Sir,

Ocular involvement is uncommon in dengue fever, most commonly presenting as blot haemorrhages.1, 2, 3, 4 We report an unusual manifestation of dengue fever presenting bilaterally with extensive panretinal vasculitis and severe macular oedema, which resolved spontaneously without anti-inflammatory treatment.

Case report

A 37-year-old female with dengue fever diagnosed on dengue immunoglobulin (Ig)M and IgG serology and polymerase chain reaction experienced sudden, bilateral blurring of vision with metamorphopsia 6 days after the onset of fever. Her platelet count was at its nadir (26 × 109/l). Visual acuity was 20/400 OD and counting fingers OS. There was bilateral extensive retinal vasculitis at the maculae extending outwards to the peripheral retinae, complicated by macular branch vein occlusion OD. Numerous yellowish retinal infiltrates and blot haemorrhages were scattered throughout both maculae, and there was bilateral macular oedema (Figure 1). Fundus fluorescein angiogram (FFA) demonstrated leakage indicative of extensive panretinal vasculitis, more severe at, but not limited to the maculae (Figure 1). Optical coherence tomography (OCT) showed central foveal thickening of 503 μm OD and 843 μm OS.

Figure 1
figure 1

(a, b) Colour fundus photographs at the onset of visual symptoms showing perivascular sheathing around the foveal vessels, scattered blot haemorrhages and exudates. The flame haemorrhages and cotton wool spots in the right eye are caused by a branch macular vein occlusion. (c, d) Fundus fluorescein angiography demonstrates extensive panretinal vasculitis, more severe at, but not limited to the maculae. There is leakage from the perifoveal vessels in both eyes. (e, f) OCT of both eyes demonstrate severe macular oedema.

After platelet transfusion, her platelet count improved to 67 × 109/l and gradually returned to normal levels over the next few days. Treatment with anti-inflammatory agents for her posterior retinitis and vasculitis was considered but withheld in consultation with her physician in view of her pyrexic state.

By 2 weeks, the retinal perivascular sheathing had spontaneously resolved, macular oedema had decreased, and visual acuity improved to 20/200 bilaterally. By 10 weeks, without any specific treatment, her vision had recovered to 20/20 bilaterally with no residual inflammation or macular oedema. However, there was mild-red desaturation in the right eye and visual distortion on Amsler grid monitoring.
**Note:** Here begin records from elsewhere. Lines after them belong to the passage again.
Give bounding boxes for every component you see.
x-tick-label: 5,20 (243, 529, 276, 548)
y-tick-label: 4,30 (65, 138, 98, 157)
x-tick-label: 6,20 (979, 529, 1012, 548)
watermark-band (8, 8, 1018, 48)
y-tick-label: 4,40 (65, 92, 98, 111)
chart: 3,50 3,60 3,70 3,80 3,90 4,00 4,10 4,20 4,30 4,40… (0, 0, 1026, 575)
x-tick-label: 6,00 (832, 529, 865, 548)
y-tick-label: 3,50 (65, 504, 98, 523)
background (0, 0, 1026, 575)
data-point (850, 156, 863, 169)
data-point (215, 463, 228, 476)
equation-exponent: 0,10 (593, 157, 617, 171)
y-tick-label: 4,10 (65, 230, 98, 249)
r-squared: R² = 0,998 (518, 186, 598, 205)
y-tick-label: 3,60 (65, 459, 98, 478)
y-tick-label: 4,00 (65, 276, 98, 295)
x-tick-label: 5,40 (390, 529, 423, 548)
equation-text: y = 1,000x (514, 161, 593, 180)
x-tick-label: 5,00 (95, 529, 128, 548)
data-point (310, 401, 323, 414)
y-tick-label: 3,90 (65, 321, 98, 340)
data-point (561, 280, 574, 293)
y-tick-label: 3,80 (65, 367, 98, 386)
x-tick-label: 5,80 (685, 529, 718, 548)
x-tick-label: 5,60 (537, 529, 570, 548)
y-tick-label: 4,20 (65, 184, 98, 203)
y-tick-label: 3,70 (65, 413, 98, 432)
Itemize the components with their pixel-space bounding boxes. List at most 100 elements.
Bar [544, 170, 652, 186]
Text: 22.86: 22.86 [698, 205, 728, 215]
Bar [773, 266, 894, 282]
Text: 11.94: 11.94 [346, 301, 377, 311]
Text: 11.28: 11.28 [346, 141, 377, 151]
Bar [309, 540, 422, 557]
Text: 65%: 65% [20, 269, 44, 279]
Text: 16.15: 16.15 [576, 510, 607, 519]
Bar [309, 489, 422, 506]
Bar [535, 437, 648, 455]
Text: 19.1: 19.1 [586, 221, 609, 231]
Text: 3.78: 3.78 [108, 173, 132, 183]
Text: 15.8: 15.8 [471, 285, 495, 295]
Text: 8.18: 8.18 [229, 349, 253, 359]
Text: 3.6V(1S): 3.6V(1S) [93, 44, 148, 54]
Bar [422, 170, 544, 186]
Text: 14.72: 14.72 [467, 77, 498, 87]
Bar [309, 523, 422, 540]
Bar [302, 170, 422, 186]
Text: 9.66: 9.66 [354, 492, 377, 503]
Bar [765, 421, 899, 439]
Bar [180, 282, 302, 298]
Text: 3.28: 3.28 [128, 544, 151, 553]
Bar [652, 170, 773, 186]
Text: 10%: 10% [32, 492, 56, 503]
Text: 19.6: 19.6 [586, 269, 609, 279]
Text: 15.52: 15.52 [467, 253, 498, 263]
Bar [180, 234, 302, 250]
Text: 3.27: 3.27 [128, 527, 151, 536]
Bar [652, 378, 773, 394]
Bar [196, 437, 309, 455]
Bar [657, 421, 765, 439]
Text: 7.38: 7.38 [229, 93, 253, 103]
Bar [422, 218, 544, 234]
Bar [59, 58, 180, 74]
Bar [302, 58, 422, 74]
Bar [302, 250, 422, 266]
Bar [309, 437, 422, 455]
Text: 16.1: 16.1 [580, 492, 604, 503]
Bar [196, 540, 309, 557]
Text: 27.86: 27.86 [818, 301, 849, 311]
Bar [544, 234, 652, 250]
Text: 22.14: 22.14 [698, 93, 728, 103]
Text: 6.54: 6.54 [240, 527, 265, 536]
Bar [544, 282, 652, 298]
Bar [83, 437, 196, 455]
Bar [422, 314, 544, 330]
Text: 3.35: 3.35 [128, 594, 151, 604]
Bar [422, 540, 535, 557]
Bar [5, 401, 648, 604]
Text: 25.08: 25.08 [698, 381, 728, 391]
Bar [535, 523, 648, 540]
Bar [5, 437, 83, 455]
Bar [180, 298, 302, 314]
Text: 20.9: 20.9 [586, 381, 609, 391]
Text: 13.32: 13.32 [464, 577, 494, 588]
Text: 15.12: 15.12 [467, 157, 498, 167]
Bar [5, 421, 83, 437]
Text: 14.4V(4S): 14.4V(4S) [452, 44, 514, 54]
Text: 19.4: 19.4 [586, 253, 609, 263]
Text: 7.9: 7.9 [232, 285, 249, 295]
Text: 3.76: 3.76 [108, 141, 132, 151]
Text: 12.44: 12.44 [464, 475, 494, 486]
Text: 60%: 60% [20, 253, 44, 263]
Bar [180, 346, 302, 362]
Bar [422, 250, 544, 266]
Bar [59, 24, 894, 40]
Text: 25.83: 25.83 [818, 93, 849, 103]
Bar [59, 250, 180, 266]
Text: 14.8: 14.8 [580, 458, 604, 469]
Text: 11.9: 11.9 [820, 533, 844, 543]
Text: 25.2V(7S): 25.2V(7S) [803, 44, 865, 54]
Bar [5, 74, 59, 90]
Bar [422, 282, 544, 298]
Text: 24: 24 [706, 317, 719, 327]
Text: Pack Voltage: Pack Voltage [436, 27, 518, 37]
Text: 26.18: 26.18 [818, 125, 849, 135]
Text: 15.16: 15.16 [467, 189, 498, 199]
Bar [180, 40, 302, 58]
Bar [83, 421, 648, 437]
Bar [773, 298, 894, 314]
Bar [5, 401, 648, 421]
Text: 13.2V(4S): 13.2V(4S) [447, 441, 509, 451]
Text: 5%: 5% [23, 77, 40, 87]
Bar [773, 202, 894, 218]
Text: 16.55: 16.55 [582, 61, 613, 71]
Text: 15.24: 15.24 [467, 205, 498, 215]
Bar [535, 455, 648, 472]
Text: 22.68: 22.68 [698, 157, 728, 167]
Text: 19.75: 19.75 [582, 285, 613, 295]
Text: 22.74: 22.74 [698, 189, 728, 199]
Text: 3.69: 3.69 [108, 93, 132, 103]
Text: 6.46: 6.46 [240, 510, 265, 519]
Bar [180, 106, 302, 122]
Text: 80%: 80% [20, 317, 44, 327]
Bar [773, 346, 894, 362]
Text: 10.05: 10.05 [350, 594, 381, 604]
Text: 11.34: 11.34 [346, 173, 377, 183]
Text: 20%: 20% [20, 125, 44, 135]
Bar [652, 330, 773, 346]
This corresponded to an area of retinal capillary nonperfusion at the infero-nasal margin of the foveal avascular zone on repeat FFA (Figure 2).

Figure 2
figure 2

(a) Fundus photograph of the right eye at 10 weeks, when visual acuity has improved to 20/20. (b) Fundal fluorescein angiography (FFA) of the right eye shows an area of ischemia infero-nasal to the right fovea with telangiectatic vessels at the margins.

Comment

In the few reports of dengue patients with ocular involvement, common symptoms were blurred vision, central scotoma, floaters, photophobia, and haloes.1, 2, 3, 4 Ocular findings included anterior chamber and vitreous inflammatory cells, intraretinal and peripapillary haemorrhage, Roth's spots, intraretinal lesions, maculopathy with diffuse oedema, vasculitis, and blurring of the optic disc margins.1, 2, 3, 4

The precise ocular pathophysiology in dengue fever is unknown.1 Our patient's ocular manifestations occurred 1 week after dengue fever, when her platelet count was at its nadir. This time interval is consistent with those previously reported1, 2, 3 and may suggest an immune-mediated process,1 possibly coinciding with the onset of IgG production. The retinal haemorrhages may be explained by thrombocytopaenia and a transient bleeding diathesis. In contrast to another series of patients,1 our patient's ocular manifestations were not confined to the vascular arcades in the maculae region, but extended outwards to the peripheries, suggesting a more diffuse inflammatory process.

Unlike other vasculitic disorders, despite conservative management, there was complete resolution of the fundal signs and normal visual acuity by 10 weeks.

This case report demonstrates that dengue fever may manifest as severe panretinal vasculitis and macula oedema, which coincides with the nadir of the thrombocytopaenia on day 7 of the illness. Although severe, these conditions may be self-limiting and may resolve spontaneously without specific anti-inflammatory or antiviral therapy.